Der Wirtschafts- und Währungsausschuss des EU-Parlaments sprach sich für Hill aus als Finanzmarkt-Kommissar aus, nachdem der Brite den Abgeordneten in zwei Anhörungen Rede und Antwort stehen musste. Der Finne Jyrki Katainen soll mit dem Segen des EU-Parlaments als Vizepräsident für die Bereiche Wachstum, Beschäftigung und Investitionen zuständig sein, der Lette Valdis Dombrovskis für den Euro.

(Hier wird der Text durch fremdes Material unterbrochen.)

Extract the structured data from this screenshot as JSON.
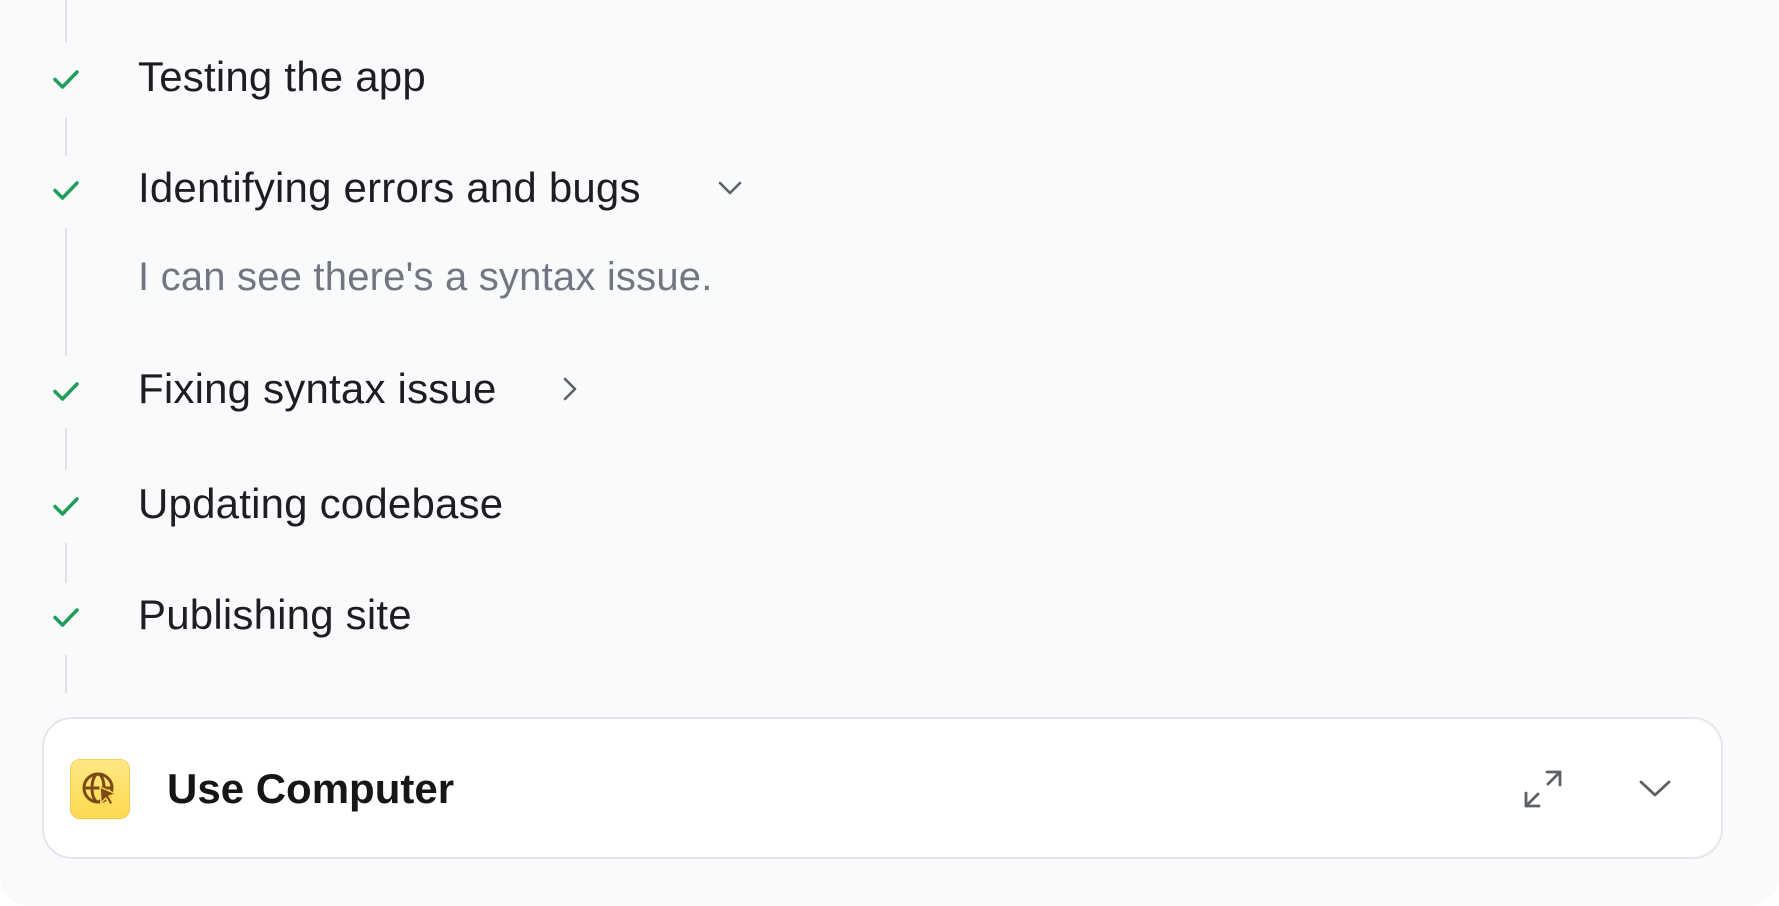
{
  "steps": [
    {
      "label": "Testing the app",
      "status": "done",
      "toggle": "none"
    },
    {
      "label": "Identifying errors and bugs",
      "status": "done",
      "toggle": "chevron-down-icon"
    },
    {
      "label": "Fixing syntax issue",
      "status": "done",
      "toggle": "chevron-right-icon"
    },
    {
      "label": "Updating codebase",
      "status": "done",
      "toggle": "none"
    },
    {
      "label": "Publishing site",
      "status": "done",
      "toggle": "none"
    }
  ],
  "expanded_detail": {
    "text": "I can see there's a syntax issue."
  },
  "tool_card": {
    "title": "Use Computer",
    "icon": "globe-cursor-icon",
    "actions": [
      "expand-icon",
      "chevron-down-icon"
    ]
  },
  "colors": {
    "check": "#1f9d5a",
    "text": "#1c1e21",
    "muted_text": "#717680",
    "rail": "#dfe1e6",
    "icon_bg": "#fcd94e"
  }
}
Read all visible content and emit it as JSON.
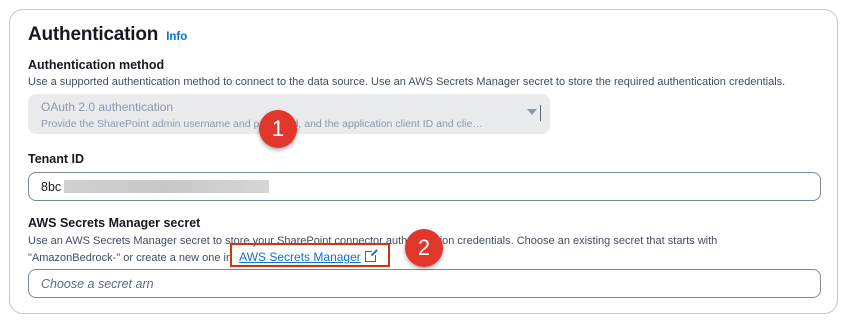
{
  "section": {
    "title": "Authentication",
    "info_link": "Info"
  },
  "auth_method": {
    "label": "Authentication method",
    "description": "Use a supported authentication method to connect to the data source. Use an AWS Secrets Manager secret to store the required authentication credentials.",
    "selected_value": "OAuth 2.0 authentication",
    "selected_description": "Provide the SharePoint admin username and password, and the application client ID and clie…",
    "disabled": true
  },
  "tenant": {
    "label": "Tenant ID",
    "value_visible": "8bc"
  },
  "secret": {
    "label": "AWS Secrets Manager secret",
    "description_line1": "Use an AWS Secrets Manager secret to store your SharePoint connector authentication credentials. Choose an existing secret that starts with",
    "description_line2_prefix": "\"AmazonBedrock-\" or create a new one in",
    "link_text": "AWS Secrets Manager",
    "placeholder": "Choose a secret arn"
  },
  "callouts": [
    "1",
    "2"
  ],
  "colors": {
    "link": "#0972d3",
    "callout": "#e0362c",
    "highlight_border": "#d13212",
    "disabled_bg": "#e9ebed"
  }
}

Auch Frankreichs Ex-Finanzminister Moscovici wurde in seinem neuen Job bestätigt. Gegen den Sozialisten hatte sich unter Abgeordneten der Europäischen Volkspartei Widerstand geregt, weil er in seiner neuen Aufgabe über die Einhaltung der EU-Stabilitätsregeln in Frankreich und anderen EU-Ländern wachen muss, die Vorgaben in seiner Zeit als Finanzminister aber selbst nicht komplett einhielt.
Abgeordnete der Grünen warfen den Sozialdemokraten im EP vor, Kandidaten wie Canete, Hill und Katainen zugestimmt zu haben, weil die EVP andernfalls Moscovici abgelehnt hätte. Die Abgeordneten der großen Fraktionen hätten deshalb nach dem Prinzip der drei Affen gehandelt, kritisierte die Fraktionschefin der Grünen, Rebecca Harms: Nichts sehen, nichts hören, nichts sagen. Der EVP-Fraktionsvorsitzende Manfred Weber (CSU) lobte dagegen, dass „die stabile Partnerschaft und konstruktive Zusammenarbeit über die Parteigrenzen hinweg“ funktioniere.
Das EU-Parlament stimmt voraussichtlich am 22. Oktober über die gesamte Kommission ab, die dann am 01. November ihre Arbeit aufnehmen soll.